Employees who believe they are not getting ahead in their jobs because of sex, race, disability, age or other factors, take heed: unless you actually apply for - or at very least, express interest in - a promotion, you may not have a claim for discrimination. Such an application is an important step to preserving your rights, even if you think the outcome is preordained against you.

Culpepper v. Vilsack, No. 10-2627 (8th Cir. Dec. 28, 2011): The employee in this case had a three-day bench trial (i.e., one decided by a judge, instead of a jury) on a variety of claims against the Department of Agriculture, all related to discrimination on account of her disability (i.e., hard of hearing) or retaliation for protected activity under the Rehabilitation Act of 1973. The court entered a judgment entirely in favor of the government.

Her principal argument on appeal was that the district court erred in denying her claim against the agency for its failure to promote her to a loan specialist position. Culpepper admitted that she did not formally apply for the job, but argued that this formal step ought to be excused under the doctrine of "futility," given what the plaintiff claimed was a continuing pattern of discrimination - and because of the allegedly discriminatory "inclusion of explanatory language in the job announcement referring to 'successful activity/experience in listening.'"

The court of appeals affirms. Rather than take on the question of whether the job announcement suggested a discriminatory animus against the deaf and hard-of-hearing, the panel affirms instead on the finding that the employee more likely had a different reason for not applying for the promotion: 

"[T]he district court found credible the testimony of Alta Mullinax, one of Culpepper's co-workers, that Culpepper told her that she did not apply for the loan specialist position because of the recent death of her father. . . . We see no clear error in the district court's finding of fact that the death of Culpepper's father caused her failure to apply for the loan specialist position, and we affirm the district court's determination that Culpepper's failure to apply for the position was not excused for futility."

On a separate claim, that the agency did not properly reclassify her at a higher rank (with higher pay), Culpepper also lost - at trial and on appeal - once again on the ground that she did not seek the reclassification, referred to as "accretion-of-duties." . In agency parlance, "[t]he accretion-of-duties process to which Culpepper refers is a non-competitive promotion process by which employees performing work above their GS grade level can seek to have their grade level reclassified to a level commensurate with the work they actually are performing." The panel holds:

"She argues . . . that in her office the accretion-of-duties promotion process could be initiated by either an employee or a supervisor requesting a desk audit and that her supervisors never requested a desk audit for her while they had requested desk audits for her similarly situated, non-disabled co-workers.
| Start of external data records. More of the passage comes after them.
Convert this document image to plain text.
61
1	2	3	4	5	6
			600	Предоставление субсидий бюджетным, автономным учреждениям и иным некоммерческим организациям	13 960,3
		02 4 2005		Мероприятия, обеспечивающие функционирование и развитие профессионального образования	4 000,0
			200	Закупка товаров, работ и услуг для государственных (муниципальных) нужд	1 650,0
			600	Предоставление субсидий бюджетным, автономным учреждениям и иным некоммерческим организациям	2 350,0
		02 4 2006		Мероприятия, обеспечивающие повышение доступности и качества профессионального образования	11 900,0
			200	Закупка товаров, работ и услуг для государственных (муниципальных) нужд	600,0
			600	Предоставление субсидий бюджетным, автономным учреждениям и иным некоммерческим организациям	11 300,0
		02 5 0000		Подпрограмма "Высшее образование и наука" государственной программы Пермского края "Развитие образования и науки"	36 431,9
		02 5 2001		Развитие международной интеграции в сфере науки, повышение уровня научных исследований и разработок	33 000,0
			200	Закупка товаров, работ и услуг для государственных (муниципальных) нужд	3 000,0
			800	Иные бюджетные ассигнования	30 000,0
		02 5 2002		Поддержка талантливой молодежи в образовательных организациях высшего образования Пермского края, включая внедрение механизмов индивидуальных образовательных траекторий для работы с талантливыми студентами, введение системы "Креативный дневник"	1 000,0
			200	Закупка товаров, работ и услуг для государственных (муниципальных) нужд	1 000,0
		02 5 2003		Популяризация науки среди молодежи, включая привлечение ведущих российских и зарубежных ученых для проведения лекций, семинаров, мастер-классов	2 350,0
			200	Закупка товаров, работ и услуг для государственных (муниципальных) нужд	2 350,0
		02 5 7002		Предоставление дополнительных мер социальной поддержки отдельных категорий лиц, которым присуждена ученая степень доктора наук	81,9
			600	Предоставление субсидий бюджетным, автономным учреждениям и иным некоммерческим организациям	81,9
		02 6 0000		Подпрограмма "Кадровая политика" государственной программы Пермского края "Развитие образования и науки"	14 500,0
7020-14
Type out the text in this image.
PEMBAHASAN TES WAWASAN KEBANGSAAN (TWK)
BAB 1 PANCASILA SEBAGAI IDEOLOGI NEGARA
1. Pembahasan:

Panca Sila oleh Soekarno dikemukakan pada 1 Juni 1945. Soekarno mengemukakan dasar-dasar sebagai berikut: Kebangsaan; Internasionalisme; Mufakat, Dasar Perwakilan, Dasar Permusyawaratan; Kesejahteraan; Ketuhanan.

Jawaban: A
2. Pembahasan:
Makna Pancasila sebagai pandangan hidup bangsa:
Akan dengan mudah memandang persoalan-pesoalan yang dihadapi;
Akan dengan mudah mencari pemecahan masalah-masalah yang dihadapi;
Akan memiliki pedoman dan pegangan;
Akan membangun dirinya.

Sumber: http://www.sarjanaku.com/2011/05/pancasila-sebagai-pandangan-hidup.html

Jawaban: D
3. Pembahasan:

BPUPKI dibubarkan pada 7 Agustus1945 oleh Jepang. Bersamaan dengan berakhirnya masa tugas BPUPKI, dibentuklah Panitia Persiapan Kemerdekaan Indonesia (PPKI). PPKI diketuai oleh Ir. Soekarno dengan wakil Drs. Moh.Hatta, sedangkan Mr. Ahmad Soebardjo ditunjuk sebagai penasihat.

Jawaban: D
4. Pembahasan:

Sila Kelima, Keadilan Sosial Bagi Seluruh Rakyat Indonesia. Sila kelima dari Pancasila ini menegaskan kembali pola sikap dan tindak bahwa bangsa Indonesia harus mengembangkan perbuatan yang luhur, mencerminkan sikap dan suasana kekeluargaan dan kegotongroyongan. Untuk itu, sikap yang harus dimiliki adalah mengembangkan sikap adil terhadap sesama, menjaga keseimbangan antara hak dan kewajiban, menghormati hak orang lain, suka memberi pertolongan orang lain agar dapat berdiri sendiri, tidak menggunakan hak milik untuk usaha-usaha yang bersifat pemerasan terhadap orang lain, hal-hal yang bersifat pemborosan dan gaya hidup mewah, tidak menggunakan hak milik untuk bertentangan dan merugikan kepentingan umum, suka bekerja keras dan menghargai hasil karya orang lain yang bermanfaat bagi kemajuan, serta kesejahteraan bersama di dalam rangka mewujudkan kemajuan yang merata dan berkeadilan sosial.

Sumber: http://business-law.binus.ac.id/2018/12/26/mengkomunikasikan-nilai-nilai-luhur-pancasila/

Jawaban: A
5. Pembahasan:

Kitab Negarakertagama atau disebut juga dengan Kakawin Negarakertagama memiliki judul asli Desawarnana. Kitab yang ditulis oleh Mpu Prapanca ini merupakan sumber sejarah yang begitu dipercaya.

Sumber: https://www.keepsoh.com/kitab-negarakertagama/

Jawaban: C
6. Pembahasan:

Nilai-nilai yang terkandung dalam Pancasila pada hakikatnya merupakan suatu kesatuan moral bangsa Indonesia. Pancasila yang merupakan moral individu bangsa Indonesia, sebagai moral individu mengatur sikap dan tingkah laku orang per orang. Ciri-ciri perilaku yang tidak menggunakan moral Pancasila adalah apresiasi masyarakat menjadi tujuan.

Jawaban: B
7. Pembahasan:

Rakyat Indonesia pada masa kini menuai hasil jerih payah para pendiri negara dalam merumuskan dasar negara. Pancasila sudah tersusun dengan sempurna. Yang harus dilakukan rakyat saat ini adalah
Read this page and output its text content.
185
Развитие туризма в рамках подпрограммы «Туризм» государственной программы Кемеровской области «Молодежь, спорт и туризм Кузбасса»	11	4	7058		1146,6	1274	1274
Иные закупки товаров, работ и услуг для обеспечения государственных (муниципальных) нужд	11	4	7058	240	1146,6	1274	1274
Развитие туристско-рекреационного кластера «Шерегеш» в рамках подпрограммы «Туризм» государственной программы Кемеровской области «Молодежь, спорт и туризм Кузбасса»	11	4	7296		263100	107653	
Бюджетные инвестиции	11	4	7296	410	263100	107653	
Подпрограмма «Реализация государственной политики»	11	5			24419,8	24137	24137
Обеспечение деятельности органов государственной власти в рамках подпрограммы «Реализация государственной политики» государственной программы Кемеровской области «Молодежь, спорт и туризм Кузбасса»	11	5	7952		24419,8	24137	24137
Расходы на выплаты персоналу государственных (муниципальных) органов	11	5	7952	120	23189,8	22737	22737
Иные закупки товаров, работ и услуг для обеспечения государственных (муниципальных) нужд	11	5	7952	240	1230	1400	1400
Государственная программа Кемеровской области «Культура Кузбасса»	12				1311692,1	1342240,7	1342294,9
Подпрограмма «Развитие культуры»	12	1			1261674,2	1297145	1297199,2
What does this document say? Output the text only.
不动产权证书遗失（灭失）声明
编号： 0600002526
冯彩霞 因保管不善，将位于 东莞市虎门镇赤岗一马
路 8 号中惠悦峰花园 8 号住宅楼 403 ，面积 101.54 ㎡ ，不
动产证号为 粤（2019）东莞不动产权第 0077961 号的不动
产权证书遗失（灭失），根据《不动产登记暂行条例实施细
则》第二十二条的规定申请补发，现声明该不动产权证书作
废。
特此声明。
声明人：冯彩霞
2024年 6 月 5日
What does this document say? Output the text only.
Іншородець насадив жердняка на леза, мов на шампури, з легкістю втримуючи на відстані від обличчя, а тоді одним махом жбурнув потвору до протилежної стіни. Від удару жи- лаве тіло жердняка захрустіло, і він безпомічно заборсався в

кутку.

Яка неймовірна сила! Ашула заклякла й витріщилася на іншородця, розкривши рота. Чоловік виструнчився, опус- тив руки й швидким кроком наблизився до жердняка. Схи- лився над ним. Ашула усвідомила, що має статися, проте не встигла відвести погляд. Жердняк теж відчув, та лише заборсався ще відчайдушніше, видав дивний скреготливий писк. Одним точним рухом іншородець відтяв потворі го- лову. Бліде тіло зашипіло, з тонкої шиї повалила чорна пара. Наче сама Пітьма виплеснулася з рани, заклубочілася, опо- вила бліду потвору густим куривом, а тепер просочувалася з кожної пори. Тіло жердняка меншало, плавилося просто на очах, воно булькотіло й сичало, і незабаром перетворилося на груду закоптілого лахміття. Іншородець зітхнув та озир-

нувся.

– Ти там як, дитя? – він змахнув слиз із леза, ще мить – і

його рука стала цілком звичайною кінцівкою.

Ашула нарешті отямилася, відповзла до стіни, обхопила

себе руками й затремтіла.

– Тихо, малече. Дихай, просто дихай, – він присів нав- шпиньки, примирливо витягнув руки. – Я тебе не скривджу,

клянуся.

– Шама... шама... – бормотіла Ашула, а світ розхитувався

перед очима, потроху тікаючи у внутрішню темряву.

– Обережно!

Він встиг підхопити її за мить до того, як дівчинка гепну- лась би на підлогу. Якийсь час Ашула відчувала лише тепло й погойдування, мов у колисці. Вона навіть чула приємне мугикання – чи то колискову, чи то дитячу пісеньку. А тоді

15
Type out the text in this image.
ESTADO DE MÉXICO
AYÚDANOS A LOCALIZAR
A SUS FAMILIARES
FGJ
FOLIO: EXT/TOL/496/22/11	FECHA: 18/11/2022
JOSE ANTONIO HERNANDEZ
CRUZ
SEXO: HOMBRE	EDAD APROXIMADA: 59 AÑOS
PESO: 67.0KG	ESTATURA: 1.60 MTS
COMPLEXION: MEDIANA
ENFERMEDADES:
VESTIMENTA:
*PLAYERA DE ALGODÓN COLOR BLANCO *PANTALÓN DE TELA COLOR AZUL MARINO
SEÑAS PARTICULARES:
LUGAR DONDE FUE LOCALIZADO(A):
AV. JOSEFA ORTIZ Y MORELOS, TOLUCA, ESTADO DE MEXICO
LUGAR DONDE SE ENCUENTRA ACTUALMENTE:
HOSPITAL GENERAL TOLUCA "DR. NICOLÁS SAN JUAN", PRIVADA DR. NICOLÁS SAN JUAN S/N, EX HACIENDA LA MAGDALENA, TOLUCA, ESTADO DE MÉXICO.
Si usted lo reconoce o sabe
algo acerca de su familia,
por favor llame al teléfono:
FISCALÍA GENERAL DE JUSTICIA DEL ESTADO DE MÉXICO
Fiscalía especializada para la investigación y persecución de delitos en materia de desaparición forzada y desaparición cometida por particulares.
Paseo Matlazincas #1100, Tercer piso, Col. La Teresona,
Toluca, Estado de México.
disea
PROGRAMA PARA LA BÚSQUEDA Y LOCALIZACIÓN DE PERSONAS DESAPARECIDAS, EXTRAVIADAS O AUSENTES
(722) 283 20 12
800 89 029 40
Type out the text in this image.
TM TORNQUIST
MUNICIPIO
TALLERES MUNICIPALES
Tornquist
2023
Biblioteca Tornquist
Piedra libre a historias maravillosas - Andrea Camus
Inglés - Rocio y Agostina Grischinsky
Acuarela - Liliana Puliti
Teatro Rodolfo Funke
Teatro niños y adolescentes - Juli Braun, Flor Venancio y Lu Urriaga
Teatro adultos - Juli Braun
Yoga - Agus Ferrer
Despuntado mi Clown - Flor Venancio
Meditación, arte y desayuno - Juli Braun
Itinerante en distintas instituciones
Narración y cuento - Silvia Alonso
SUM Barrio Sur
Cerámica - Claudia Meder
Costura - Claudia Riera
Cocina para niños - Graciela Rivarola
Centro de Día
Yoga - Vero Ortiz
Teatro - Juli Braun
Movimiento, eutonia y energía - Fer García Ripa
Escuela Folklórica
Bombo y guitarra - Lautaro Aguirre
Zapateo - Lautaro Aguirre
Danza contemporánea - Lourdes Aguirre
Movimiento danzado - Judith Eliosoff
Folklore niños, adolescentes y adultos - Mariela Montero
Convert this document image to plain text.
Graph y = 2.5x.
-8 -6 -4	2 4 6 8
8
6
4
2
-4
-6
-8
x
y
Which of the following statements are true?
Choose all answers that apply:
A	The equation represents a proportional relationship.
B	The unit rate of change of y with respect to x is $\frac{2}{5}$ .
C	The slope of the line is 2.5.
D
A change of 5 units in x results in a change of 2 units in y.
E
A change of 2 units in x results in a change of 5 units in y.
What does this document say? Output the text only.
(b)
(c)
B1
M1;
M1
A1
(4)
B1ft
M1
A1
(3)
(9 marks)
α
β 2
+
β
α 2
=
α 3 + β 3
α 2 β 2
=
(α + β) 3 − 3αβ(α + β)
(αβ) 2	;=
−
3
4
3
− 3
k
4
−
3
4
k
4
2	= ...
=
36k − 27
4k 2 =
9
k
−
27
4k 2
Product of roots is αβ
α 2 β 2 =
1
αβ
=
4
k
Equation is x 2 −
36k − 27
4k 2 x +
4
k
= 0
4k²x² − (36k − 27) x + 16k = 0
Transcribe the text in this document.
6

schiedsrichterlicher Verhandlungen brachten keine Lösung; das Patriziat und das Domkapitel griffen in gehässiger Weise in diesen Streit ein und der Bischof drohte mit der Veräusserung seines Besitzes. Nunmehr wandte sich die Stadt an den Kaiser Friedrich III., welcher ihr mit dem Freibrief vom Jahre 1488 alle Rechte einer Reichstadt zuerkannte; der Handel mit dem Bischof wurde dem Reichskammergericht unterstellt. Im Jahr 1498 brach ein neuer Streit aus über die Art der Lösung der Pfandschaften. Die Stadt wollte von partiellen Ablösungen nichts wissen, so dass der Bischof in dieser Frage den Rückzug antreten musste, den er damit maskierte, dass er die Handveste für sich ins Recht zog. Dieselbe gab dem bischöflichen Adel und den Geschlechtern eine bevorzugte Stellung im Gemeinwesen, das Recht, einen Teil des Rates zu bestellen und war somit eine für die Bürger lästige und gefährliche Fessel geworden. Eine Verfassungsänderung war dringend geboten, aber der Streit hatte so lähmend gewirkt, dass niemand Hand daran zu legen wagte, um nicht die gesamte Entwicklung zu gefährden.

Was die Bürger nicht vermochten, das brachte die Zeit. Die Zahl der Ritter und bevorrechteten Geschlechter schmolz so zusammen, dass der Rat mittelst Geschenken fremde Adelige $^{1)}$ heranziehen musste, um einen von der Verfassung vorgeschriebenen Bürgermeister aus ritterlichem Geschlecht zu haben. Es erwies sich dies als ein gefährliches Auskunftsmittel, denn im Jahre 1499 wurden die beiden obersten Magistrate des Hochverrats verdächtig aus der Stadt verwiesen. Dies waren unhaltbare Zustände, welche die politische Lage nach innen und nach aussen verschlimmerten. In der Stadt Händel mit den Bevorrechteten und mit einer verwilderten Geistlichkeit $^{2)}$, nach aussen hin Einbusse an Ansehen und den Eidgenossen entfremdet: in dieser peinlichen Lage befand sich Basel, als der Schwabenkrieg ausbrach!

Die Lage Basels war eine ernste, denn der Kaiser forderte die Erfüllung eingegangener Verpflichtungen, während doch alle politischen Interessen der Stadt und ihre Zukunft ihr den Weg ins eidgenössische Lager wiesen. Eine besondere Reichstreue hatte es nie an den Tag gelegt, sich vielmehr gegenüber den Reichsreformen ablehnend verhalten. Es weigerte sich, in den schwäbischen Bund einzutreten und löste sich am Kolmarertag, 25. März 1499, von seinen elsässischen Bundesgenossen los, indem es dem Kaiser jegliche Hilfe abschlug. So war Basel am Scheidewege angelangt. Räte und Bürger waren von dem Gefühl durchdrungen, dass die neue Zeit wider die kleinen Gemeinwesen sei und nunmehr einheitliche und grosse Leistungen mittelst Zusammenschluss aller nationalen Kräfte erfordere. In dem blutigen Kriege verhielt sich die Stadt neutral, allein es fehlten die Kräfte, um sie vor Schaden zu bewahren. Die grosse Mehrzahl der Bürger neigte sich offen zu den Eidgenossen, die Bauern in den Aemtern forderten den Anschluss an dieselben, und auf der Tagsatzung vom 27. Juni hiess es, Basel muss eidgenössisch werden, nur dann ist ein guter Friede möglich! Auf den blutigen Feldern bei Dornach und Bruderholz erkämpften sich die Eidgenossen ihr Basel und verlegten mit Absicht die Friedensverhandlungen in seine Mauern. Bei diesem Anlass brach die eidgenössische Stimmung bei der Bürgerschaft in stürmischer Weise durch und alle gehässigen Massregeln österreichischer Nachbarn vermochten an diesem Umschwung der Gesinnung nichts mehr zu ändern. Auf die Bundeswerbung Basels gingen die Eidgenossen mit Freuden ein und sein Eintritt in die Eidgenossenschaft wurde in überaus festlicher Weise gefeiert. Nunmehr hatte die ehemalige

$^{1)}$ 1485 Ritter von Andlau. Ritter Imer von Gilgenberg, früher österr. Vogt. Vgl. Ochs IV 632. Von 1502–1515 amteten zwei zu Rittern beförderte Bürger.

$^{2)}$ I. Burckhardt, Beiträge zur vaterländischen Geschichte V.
This contention, though, would not entitle her to relief even if true. '[A]n employee who does not formally apply must make 'every reasonable attempt to convey his [or her] interest in the job to the employer' before he or she may prevail on a discrimination claim." [Citation omitted.] Culpepper admits that, in addition to not requesting a desk audit herself, she did not ask her supervisors to request a desk audit on her behalf. She also admits that she never complained to her supervisors that she was performing duties above her grade level without a commensurate increase in her grade level. As Culpepper did not make 'every reasonable attempt to convey [her] interest' in an accretion-of-duties promotion, . . . her claim fails."

From this decision, the lesson is clear enough - the employee must take every step to obtain a desired promotion (or transfer or reclassification), even if the employee feels that it is futile, or she may emperil her discrimination or retaliation claim.